Funeral Called Off After Body Mix-Up

Chicago family horrified to discover matriarch had already been buried
By Jenn Gidman,  Newser Staff
Posted Nov 9, 2015 12:00 PM CST
Funeral Called Off After Body Mix-Up
Yikes.   (Shutterstock)

When Monique Williams and her brother went to a Chicago funeral home Friday to ID her mom's body before her funeral the next day, they thought something was amiss. "[We said], 'That don't look nothing like Mom,'" Williams tells CBS Chicago. For one, the dead woman's fingernails were long; Williams' mom, Ella Mae Rutledge, always had short nails. But when Williams pulled back the woman's wig to reveal dark hair (her mom had white hair), she knew a terrible mistake had been made: Rutledge's body had been mixed up with another, the Chicago Tribune reports.

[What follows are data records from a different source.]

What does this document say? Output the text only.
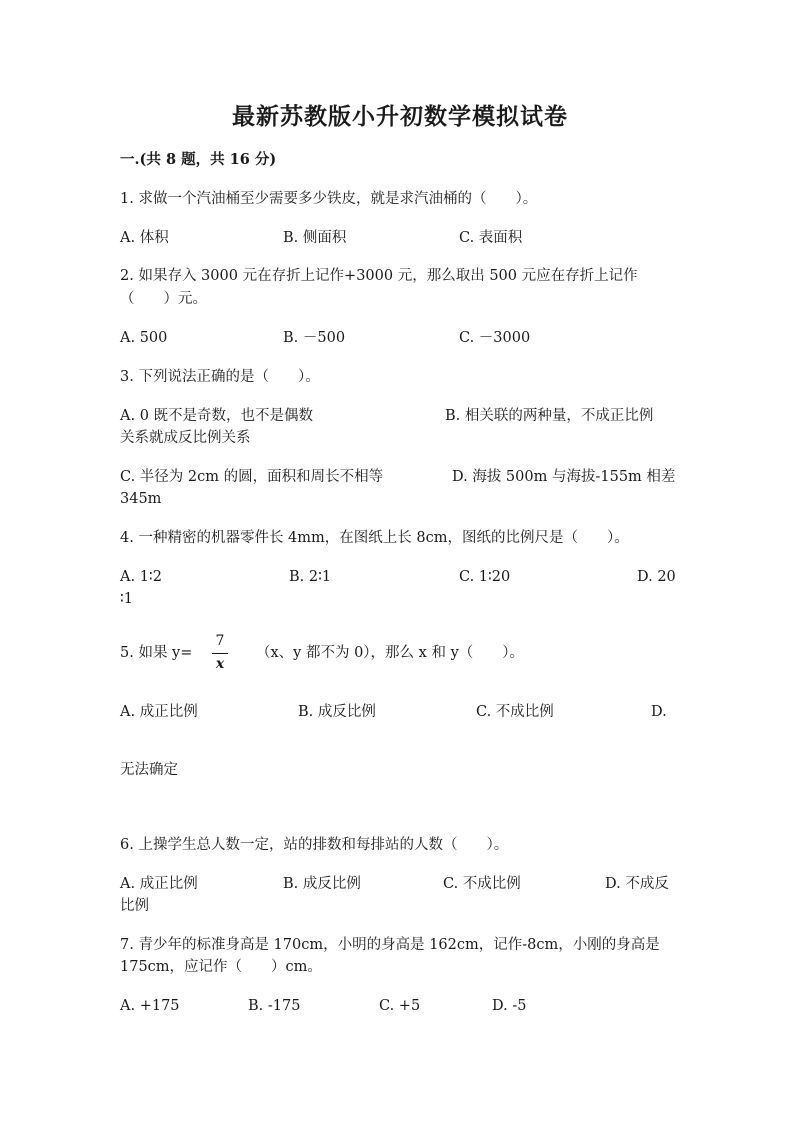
最新苏教版小升初数学模拟试卷
一.(共 8 题，共 16 分)
1. 求做一个汽油桶至少需要多少铁皮，就是求汽油桶的（　　）。
A. 体积	B. 侧面积	C. 表面积
2. 如果存入 3000 元在存折上记作+3000 元，那么取出 500 元应在存折上记作
（　　）元。
A. 500	B. －500	C. －3000
3. 下列说法正确的是（　　）。
A. 0 既不是奇数，也不是偶数	B. 相关联的两种量，不成正比例
关系就成反比例关系
C. 半径为 2cm 的圆，面积和周长不相等	D. 海拔 500m 与海拔-155m 相差
345m
4. 一种精密的机器零件长 4mm，在图纸上长 8cm，图纸的比例尺是（　　）。
A. 1∶2	B. 2∶1	C. 1∶20	D. 20
∶1
5. 如果 y=
7
x
（x、y 都不为 0），那么 x 和 y（　　）。
A. 成正比例	B. 成反比例	C. 不成比例	D.
无法确定
6. 上操学生总人数一定，站的排数和每排站的人数（　　）。
A. 成正比例	B. 成反比例	C. 不成比例	D. 不成反
比例
7. 青少年的标准身高是 170cm，小明的身高是 162cm，记作-8cm，小刚的身高是
175cm，应记作（　　）cm。
A. +175	B. -175	C. +5	D. -5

Staff at Leak & Sons Funeral Home quickly shuffled Williams into the body-prep room and showed her three other deceased women, per CBS—Williams tells the Chicago Sun-Times they put her mom's dress on at least one of the bodies—but none of them was Rutledge. Then the worst possible news: Due to an employee mistake in tagging the bodies, her mother had apparently been buried that day by another family.

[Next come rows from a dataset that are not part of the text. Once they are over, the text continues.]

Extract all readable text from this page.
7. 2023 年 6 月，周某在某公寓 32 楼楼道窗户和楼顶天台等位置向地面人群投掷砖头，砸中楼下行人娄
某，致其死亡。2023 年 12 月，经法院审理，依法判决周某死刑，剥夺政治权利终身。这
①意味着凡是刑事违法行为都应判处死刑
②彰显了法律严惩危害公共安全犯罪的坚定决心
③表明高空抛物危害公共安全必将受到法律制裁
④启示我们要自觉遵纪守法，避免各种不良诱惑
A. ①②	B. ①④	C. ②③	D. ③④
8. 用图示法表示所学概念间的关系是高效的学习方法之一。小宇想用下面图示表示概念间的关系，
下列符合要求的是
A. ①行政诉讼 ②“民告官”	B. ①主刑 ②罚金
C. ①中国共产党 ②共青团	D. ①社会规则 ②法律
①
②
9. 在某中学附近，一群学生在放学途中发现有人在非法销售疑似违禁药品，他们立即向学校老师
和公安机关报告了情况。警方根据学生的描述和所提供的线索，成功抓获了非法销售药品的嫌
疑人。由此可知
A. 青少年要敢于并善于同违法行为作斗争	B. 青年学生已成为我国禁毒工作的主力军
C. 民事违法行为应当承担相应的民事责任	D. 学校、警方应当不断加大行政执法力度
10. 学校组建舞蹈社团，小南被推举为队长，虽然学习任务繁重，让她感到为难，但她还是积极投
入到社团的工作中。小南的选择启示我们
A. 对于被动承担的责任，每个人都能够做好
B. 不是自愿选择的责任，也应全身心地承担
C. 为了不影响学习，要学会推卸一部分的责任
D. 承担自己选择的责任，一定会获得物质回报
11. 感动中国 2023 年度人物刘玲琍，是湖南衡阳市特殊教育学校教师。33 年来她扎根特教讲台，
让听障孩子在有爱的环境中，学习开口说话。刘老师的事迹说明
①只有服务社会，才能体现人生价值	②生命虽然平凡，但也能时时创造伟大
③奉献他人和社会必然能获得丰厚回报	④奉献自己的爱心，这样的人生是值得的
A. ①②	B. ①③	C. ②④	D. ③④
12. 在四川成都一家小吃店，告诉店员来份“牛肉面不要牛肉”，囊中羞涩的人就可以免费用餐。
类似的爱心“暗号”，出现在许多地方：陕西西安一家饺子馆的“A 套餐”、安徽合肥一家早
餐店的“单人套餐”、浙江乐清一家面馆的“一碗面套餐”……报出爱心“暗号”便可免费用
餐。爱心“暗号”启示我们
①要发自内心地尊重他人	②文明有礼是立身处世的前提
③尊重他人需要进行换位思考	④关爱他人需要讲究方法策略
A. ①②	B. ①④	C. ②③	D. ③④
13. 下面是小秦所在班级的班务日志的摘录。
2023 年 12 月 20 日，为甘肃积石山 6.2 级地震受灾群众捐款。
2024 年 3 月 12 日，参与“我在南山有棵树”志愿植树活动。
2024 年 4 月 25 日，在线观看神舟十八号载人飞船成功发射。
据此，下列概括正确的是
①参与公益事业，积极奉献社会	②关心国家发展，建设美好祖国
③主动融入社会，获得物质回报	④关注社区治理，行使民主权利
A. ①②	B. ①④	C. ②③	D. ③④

"Eighty-three years in business, and this is the first time dealing with someone erroneously interred," Spencer Leak Sr., the owner of the funeral home, tells the Tribune. What had helped the mistake stand was that the other deceased woman's daughter had mistakenly said the body of 74-year-old Rutledge was her own mom. Instead of a funeral, Rutledge's family held a casket-less memorial service Saturday. "It was absolutely devastating," an attendee tells the Tribune. "She's originally from Alabama, so there were a lot of people who came from there to pay their last respects." But despite Rutledge's body being exhumed (her remains are now back at Leak & Sons), Williams says she has no plans for a new funeral. "My father is totally distraught," she tells the Tribune. "He and my mother bought a prepaid policy a long time ago, but ... he told me, 'No way in hell let my body go there when I die.'" She tells CBS she's planning legal action. (A Rhode Island woman had a similar experience with her mother.)